This repo is the official dataset and Pytorch implementation of DocMSU: A Comprehensive Benchmark for Document-level Multimodal Sarcasm Understanding [AAAI2024].
In document-level news, sarcasm clues are sparse or small and are often concealed in long text.
Moreover, compared to sentence-level comments like tweets, which mainly focus on only a few trends or hot topics (e.g., sports events), content in the news is considerably diverse.
Models created for sentence-level MSU may fail to capture sarcasm clues in document-level news.
To fill this gap, we present a comprehensive benchmark for Document-level Multimodal Sarcasm Understanding (DocMSU).
A new benchmarkthat contains high-quality annotations of 102,588 pieces of news with text-image pairs in 9 hot topics.
We use the pre-trained BERT to generate contextualized token-level representations of the document and then form a document matrix of size L^L with a padding mechanism.

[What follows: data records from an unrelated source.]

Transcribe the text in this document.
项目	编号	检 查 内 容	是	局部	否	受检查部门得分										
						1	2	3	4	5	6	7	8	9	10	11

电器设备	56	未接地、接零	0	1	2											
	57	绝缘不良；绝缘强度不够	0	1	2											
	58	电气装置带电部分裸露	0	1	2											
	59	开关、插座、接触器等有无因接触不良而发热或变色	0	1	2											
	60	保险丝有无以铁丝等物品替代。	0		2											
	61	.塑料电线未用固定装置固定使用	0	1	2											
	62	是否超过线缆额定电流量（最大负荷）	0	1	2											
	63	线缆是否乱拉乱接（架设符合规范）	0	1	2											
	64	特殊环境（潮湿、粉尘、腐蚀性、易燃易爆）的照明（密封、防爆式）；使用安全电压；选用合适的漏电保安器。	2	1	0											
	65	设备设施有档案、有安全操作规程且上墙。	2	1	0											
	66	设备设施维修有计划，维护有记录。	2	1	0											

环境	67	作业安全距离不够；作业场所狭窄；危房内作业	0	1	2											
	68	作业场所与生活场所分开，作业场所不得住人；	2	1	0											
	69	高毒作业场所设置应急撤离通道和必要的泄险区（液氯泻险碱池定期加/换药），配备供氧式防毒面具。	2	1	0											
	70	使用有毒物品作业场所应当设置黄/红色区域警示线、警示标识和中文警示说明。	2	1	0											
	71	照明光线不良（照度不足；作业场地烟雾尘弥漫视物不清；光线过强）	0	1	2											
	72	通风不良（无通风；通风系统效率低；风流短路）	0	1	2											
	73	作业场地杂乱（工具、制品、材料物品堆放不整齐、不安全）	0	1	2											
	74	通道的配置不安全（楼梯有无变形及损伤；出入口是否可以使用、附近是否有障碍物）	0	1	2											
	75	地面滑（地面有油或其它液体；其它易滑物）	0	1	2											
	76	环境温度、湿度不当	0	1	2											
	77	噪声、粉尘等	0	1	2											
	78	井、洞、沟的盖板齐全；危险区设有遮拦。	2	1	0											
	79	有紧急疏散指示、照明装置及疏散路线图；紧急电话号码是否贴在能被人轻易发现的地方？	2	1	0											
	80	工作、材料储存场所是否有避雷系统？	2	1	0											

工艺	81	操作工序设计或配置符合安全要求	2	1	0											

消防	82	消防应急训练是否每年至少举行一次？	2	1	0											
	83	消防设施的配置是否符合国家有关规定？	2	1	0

We rely on a simplified Resnet to output image representations and a projection layer to spilt the representations of an image window into L^L patches. We add patches of each image window to the document matrix to fuse the two modalities. The fused representations are fed to Swin-Transformer to patch attentions with a sliding window.
To evaluate our model, we perform two MSU tasks, i.e., sarcasm detection and sarcasm localization.
git clone https://github.com/fesvhtr/DocMSU.git
cd DocMSU
conda create -n docmsu python=3.8
pip install -r requirements.txt
conda activate docmsu
./run.sh
to train and evaluate the model.
Please download the dataset from here. Here are two files: img.zip
, anno.zip
(Images and annotation files).
Put them into ./DocMSU/data/release/
and unzip all.
Download checkpoint swin_base_patch4_window7_224.pth
swin_small_patch4_window7_224.pth
swin_tiny_patch4_window7_224.pth
for swin-transformer here.
Download recommended textmodel_8.pth
visualmodel_8.pth
checkpoint for DocMSU here.
This work was partially supported by the joint funds for Regional Innovation and Development of the National Natural Science Foundation of China (No. U21A20449), the Beijing Natural Science Foundation under Grant M21037, and the Fundamental Research Funds for the Central Universities under Grant 2242022k60006. Please cite using this BibTeX:
@inproceedings{du2024docmsu,
title={DocMSU: A Comprehensive Benchmark for Document-Level Multimodal Sarcasm Understanding},
author={Du, Hang and Nan, Guoshun and Zhang, Sicheng and Xie, Binzhu and Xu, Junrui and Fan, Hehe and Cui, Qimei and Tao, Xiaofeng and Jiang, Xudong},
booktitle={Proceedings of the AAAI Conference on Artificial Intelligence},
volume={38},
number={16},
pages={17933--17941},
year={2024}
}
DocMSU is licensed under a Creative Commons Attribution-NonCommercial-ShareAlike 4.0 International License (CC BY-NC-SA 4.0).